Looking around the room, the comparison seems less far-fetched than one might imagine. Nearly every item—save for that sofa, a relative newcomer—has been a decades-long companion, each one tied to a moment in his storied career. There are the chairs he bought at Lord & Taylor in his early twenties, when he had just gotten his first job as a window dresser at Henri Bendel. There’s the pair of marble-topped desks that once displayed jewelry in the Schlumberger boutique at Tiffany & Co. on Fifth Avenue, where he was vice-president of worldwide creative services for 13 years. There’s the large-scale photograph—a negative image of ice, printed on metal—given to him by William Abranowicz, one of the interiors photographers with whom he frequently collaborated while on staff at magazines like Architectural Digest, Elle Decor, and House Beautiful, and now as a contributing editor to FREDERIC . “Every object in this apartment means something to me, and has value,” he muses.
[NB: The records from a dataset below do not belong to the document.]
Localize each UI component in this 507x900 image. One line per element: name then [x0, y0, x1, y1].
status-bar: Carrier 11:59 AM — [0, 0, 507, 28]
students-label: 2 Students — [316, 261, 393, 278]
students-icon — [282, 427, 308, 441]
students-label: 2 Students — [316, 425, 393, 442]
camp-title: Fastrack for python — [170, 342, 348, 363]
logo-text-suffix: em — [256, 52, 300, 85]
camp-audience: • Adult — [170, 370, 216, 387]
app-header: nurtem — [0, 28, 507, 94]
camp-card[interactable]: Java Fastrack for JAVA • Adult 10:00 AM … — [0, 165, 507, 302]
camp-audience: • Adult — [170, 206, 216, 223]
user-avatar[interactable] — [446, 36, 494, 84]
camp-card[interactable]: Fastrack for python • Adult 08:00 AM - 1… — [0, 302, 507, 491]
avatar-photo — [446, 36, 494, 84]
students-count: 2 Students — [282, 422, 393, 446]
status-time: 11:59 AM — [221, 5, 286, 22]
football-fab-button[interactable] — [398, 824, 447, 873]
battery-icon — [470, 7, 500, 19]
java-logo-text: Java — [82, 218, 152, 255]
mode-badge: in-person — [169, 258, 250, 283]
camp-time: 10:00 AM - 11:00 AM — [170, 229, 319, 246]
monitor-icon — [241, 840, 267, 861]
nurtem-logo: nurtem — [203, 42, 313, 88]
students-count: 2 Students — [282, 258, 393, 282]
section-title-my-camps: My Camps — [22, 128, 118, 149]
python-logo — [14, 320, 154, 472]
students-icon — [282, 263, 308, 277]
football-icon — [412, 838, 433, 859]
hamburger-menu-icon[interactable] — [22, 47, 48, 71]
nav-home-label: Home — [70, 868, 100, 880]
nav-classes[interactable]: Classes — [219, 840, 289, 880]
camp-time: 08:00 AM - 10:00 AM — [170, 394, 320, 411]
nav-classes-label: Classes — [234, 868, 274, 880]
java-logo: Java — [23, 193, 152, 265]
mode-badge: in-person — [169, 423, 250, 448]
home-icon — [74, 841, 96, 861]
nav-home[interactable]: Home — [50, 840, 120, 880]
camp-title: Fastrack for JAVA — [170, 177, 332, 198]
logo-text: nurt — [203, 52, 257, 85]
Rufino purchased the French antique steel daybed for his first apartment at 82nd Street and Riverside Drive. "It was the third one I bought—the first two wouldn't fit through the door, so I had to return them. But this one comes apart," he explains. Its function has changed throughout the years, he adds, but "sometimes I'll still spend a Sunday there reading or taking a nap. It's always been a part of my life."
Stephen Kent JohnsonThat surety of self-knowledge is even more remarkable given the trend-driven realm in which Rufino works. “You get to travel to incredible houses, to castles, to beautiful apartments, places that are just magical. You’re influenced by so much—you think, ‘Oh my god, this is great, I want to change this and that when I get home,’” he explains. “But then when I open the door to my own apartment, it’s my space, and I want it to feel like me. I don’t think your house should be trendy—your home is who you are.”
Rufino has lived in this particular home for going on 16 years. “I had been living in a studio on the Upper East Side, which I loved, but one day, I said, you know what? I need a bigger apartment,” he recalls. His real estate agent brought him to a prewar co-op near Sutton Place to show him an apartment. “He told me that there was another one like it coming onto the market, but it wasn’t ready yet.” Undeterred, Rufino asked to see it anyway. “Half the floors had been torn up, there was acid on the walls, but as soon as I walked in, I knew there was something about it. I felt like I’d been there before.”
Slowly, Rufino transformed the space to fit his iconoclastic vision of a gentleman’s salon, leaving no surface unconsidered. He stripped nearly all of the doors to reveal a gray-tinted wood that looks almost like patinated steel, and had the remaining few lacquered in coat after coat of deepest red. The walls of the kitchen were covered in black plaster and buffed to a high-shine finish and the entry hall swathed in wool used for men’s suiting. Even the closets are their own works of art, their shelves meticulously wrapped in Indian printed cotton, filled with a collection of objects—postcards, snapshots, bits of ribbon and feathers—arranged with a sense of artistry worthy of a Tiffany’s window display. “It’s a little bit mad,” Rufino laughs.
Mad or not, the result is undeniable: a sanctum of calm six floors above 57th Street, a shrine to the kind of beauty created by time and memory. Rufino knows this, too: “Every morning, I wake up and sit here in the quietness and think to myself, Oh, I live here. It’s a very, very nice life.”